Yes,well,once again I get my come-uppance for not listening to all you other Amazonians out there who know what you're talking about. Instead I went out and bought this claptrap.
The Tudor/Stuart period has always fascinated me: frankly, you couldn't make up half the stuff that went on. Having loved the book, I really didn't think the movie could be that bad (especially having read an interview in which Philippa Gregory endorsed it. Pipps, what were you thinking of??) so I ignored the advice of the Amazon community and bought it. That was the first mistake. The second was watching it. Apart from the gorgeous costumes,the whole thing was a gigantic, horrible mess. The dialogue was laughably bad for a start. None of the scenes hung together properly, everything was disjointed, the characterisations were dreadful, and let's not even get on to the historical inaccuracies which turned it almost into a farce.
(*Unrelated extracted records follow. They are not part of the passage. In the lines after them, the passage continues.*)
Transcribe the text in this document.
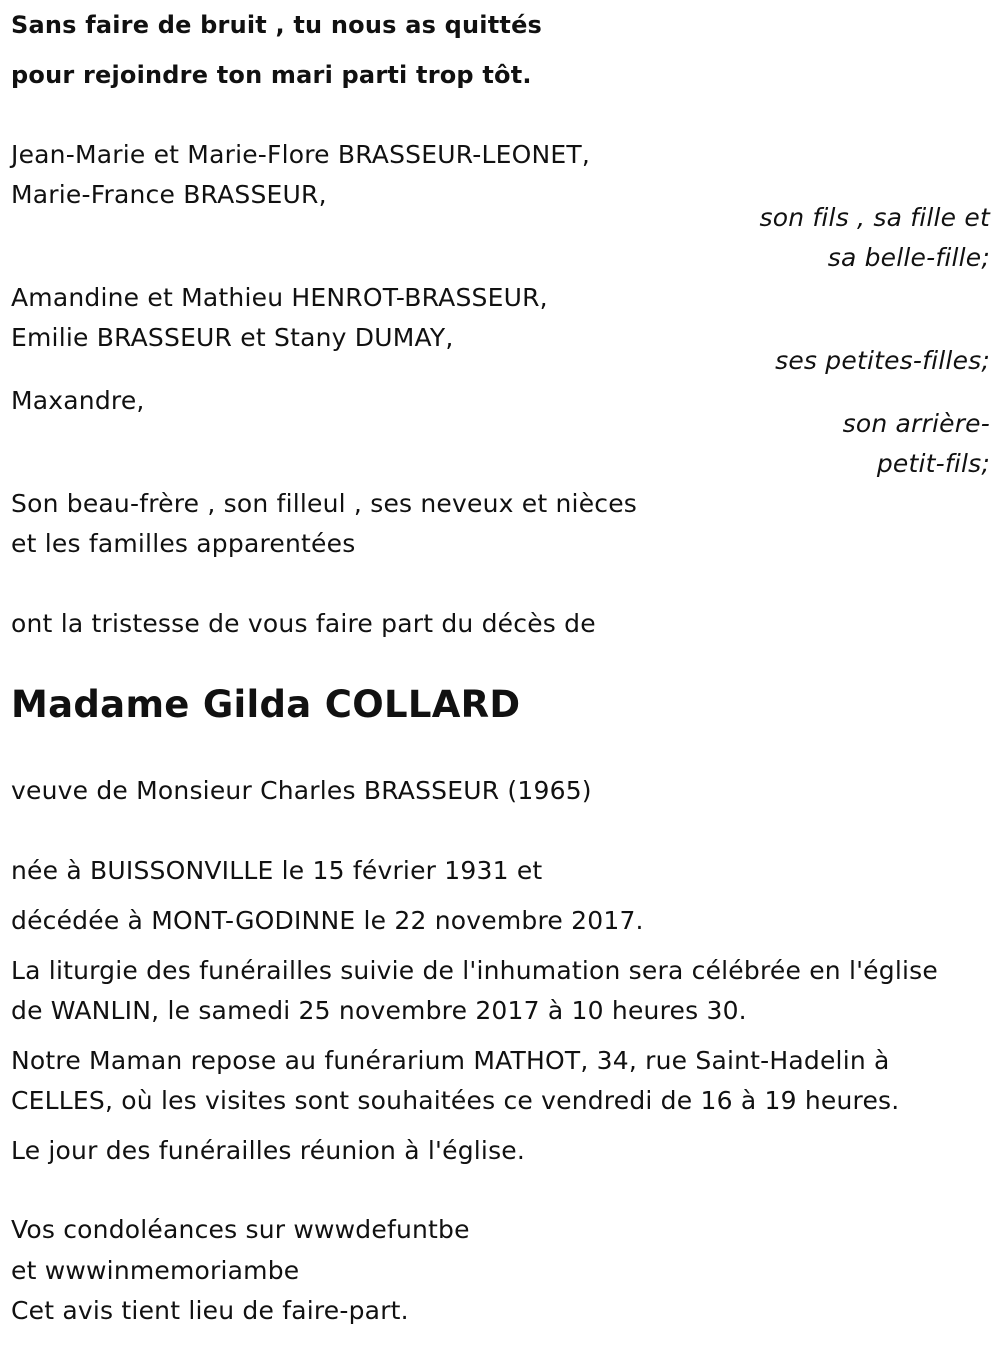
Sans faire de bruit , tu nous as quittés
pour rejoindre ton mari parti trop tôt.
Jean-Marie et Marie-Flore BRASSEUR-LEONET,
Marie-France BRASSEUR,
son fils , sa fille et
sa belle-fille;
Amandine et Mathieu HENROT-BRASSEUR,
Emilie BRASSEUR et Stany DUMAY,
ses petites-filles;
Maxandre,
son arrière-
petit-fils;
Son beau-frère , son filleul , ses neveux et nièces
et les familles apparentées
ont la tristesse de vous faire part du décès de
Madame Gilda COLLARD
veuve de Monsieur Charles BRASSEUR (1965)
née à BUISSONVILLE le 15 février 1931 et
décédée à MONT-GODINNE le 22 novembre 2017.
La liturgie des funérailles suivie de l'inhumation sera célébrée en l'église
de WANLIN, le samedi 25 novembre 2017 à 10 heures 30.
Notre Maman repose au funérarium MATHOT, 34, rue Saint-Hadelin à
CELLES, où les visites sont souhaitées ce vendredi de 16 à 19 heures.
Le jour des funérailles réunion à l'église.
Vos condoléances sur wwwdefuntbe
et wwwinmemoriambe
Cet avis tient lieu de faire-part.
Now I know some people don't mind that, but it drives me mad (like with the series The Tudors). Either the inaccuracies are down to poor research and laziness, which is bad enough, or they're deliberate, in which case - why bother? The truth is usually far better anyway, and to present fantasy as historical fact is, I think (being po-faced about these things) reprehensible. Heck, we could all have done a better job for a quarter of the cash. Why go to the trouble of doing some bits right (using Katherine's reported speech, for example, when she went in front of the Lords to plead for her marriage) then flinging in a totally gratuitous Henry/Anne rape scene? What was the scriptwriter on? The events leading up to Anne's arrest, and the appalling way in which she and other innocents (such as Mark Smeaton and Thomas Culpepper,who didn't even rate a mention)were stitched up was completely ignored, and the whole scenario rushed through in about 30 seconds of utter drivel.
And what happened to Mary's first husband in the film, who disappeared without trace? Actually I think he died of fever in reality, but for all the film cared he might as well have fallen down a well. There he was, gone. Seeing as how the book/film is actually about Mary, you would have thought that her story would have been the focus, as it is in the book. As it was, it turned into The Henry and Anne Show. Carry on Henners.
If you really must buy, spend your money instead on the original BBC production (available on Amazon), which is far better (even in that one, though, Anne is played as an impudent young chit rather than the sophisticated, witty, charismatic and well-educated young woman who had been brought up in the French court). Ms. Gregory would have done better to endorse that one.